Die Größenordnung "über 57.000" ergibt sich aus der Addition der Angaben für die Wirtschaftszweige 1., 2., 3./6. und 30./35.. Es kann daher mit Fug und Recht gefragt werden: Warum wird (das auf Seite 46 nicht erwähnte) Nahrungs- und Genussmittelgewerbe von Danker der Landwirtschaft zugerechnet? Selbst für den Bergbau ist diese methodische Vorgehensweise sehr fragwürdig: So liefert der 'Arbeitseinsatz' Nr.7/43 neben der Untergliederung in die Wirtschaftszweige auch eine Unterteilung in Berufsgruppen; dort werden Nahrungs- und Genussmittelwerker sowie Bergleute und verwandte Berufe nicht mit zu den landwirtschaftlichen gezählt.
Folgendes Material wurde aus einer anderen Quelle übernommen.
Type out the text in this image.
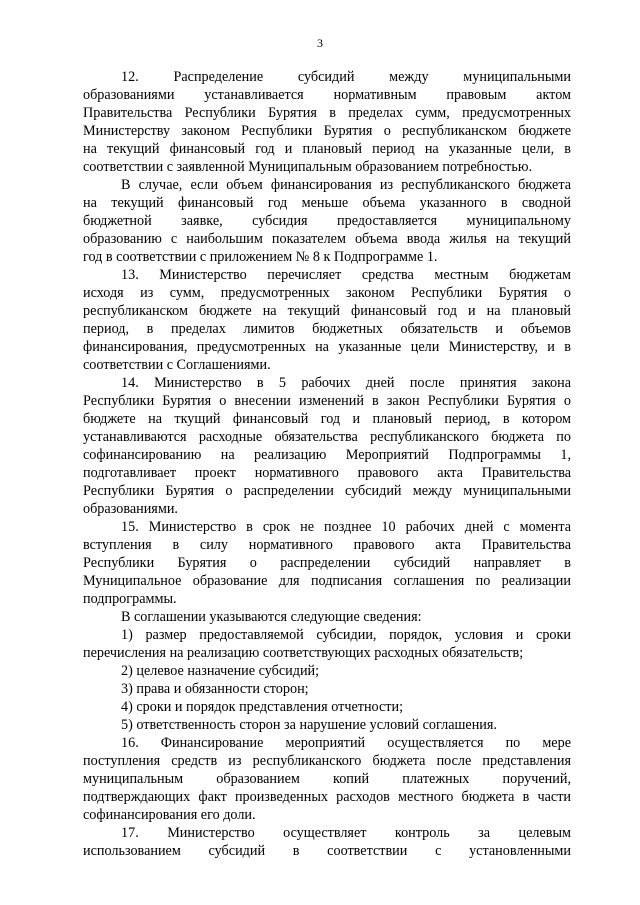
3
12. Распределение субсидий между муниципальными
образованиями устанавливается нормативным правовым актом
Правительства Республики Бурятия в пределах сумм, предусмотренных
Министерству законом Республики Бурятия о республиканском бюджете
на текущий финансовый год и плановый период на указанные цели, в
соответствии с заявленной Муниципальным образованием потребностью.
В случае, если объем финансирования из республиканского бюджета
на текущий финансовый год меньше объема указанного в сводной
бюджетной заявке, субсидия предоставляется муниципальному
образованию с наибольшим показателем объема ввода жилья на текущий
год в соответствии с приложением № 8 к Подпрограмме 1.
13. Министерство перечисляет средства местным бюджетам
исходя из сумм, предусмотренных законом Республики Бурятия о
республиканском бюджете на текущий финансовый год и на плановый
период, в пределах лимитов бюджетных обязательств и объемов
финансирования, предусмотренных на указанные цели Министерству, и в
соответствии с Соглашениями.
14. Министерство в 5 рабочих дней после принятия закона
Республики Бурятия о внесении изменений в закон Республики Бурятия о
бюджете на ткущий финансовый год и плановый период, в котором
устанавливаются расходные обязательства республиканского бюджета по
софинансированию на реализацию Мероприятий Подпрограммы 1,
подготавливает проект нормативного правового акта Правительства
Республики Бурятия о распределении субсидий между муниципальными
образованиями.
15. Министерство в срок не позднее 10 рабочих дней с момента
вступления в силу нормативного правового акта Правительства
Республики Бурятия о распределении субсидий направляет в
Муниципальное образование для подписания соглашения по реализации
подпрограммы.
В соглашении указываются следующие сведения:
1) размер предоставляемой субсидии, порядок, условия и сроки
перечисления на реализацию соответствующих расходных обязательств;
2) целевое назначение субсидий;
3) права и обязанности сторон;
4) сроки и порядок представления отчетности;
5) ответственность сторон за нарушение условий соглашения.
16. Финансирование мероприятий осуществляется по мере
поступления средств из республиканского бюджета после представления
муниципальным образованием копий платежных поручений,
подтверждающих факт произведенных расходов местного бюджета в части
софинансирования его доли.
17. Министерство осуществляет контроль за целевым
использованием субсидий в соответствии с установленными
Hier handelt es sich um eine grobe methodische und fachwissenschaftliche Fehlleistung.

Einige Gedanken mögen die Fragwürdigkeit der Zuordnung durch Danker noch mal unterstreichen:

  • Wie groß ist der Anteil kirchlicher und privater Einrichtungen in der Volks- und Gesundheitspflege? Die dort Beschäftigten gehören nicht zum öffentlichen Dienst.
  • Ebenfalls nicht zum öffentlichen Dienst kann der bei privaten Busunternehmen beschäftigte Ausländer gezählt werden.
  • Im Bereich der Forstwirtschaft gab es Ausländer, die in den Kreisforsten arbeiten mussten. Sie müssten zum öffentlichen Dienst gerechnet werden.
  • Gehört die Bauverwaltung zur Baubranche oder zum öffentlichen Dienst?
  • Das hygienische Gewerbe ist kein Bestandteil des öffentlichen Dienstes.

Bei intensiver Betrachtung der Tabelle aus dem 'Arbeitseinsatz' tauchen weitere Fragen auf. Die von Danker durchgeführte Einteilung in Branchen entspricht seinen Vorstellungen, aber nicht der historischen Wahrheit.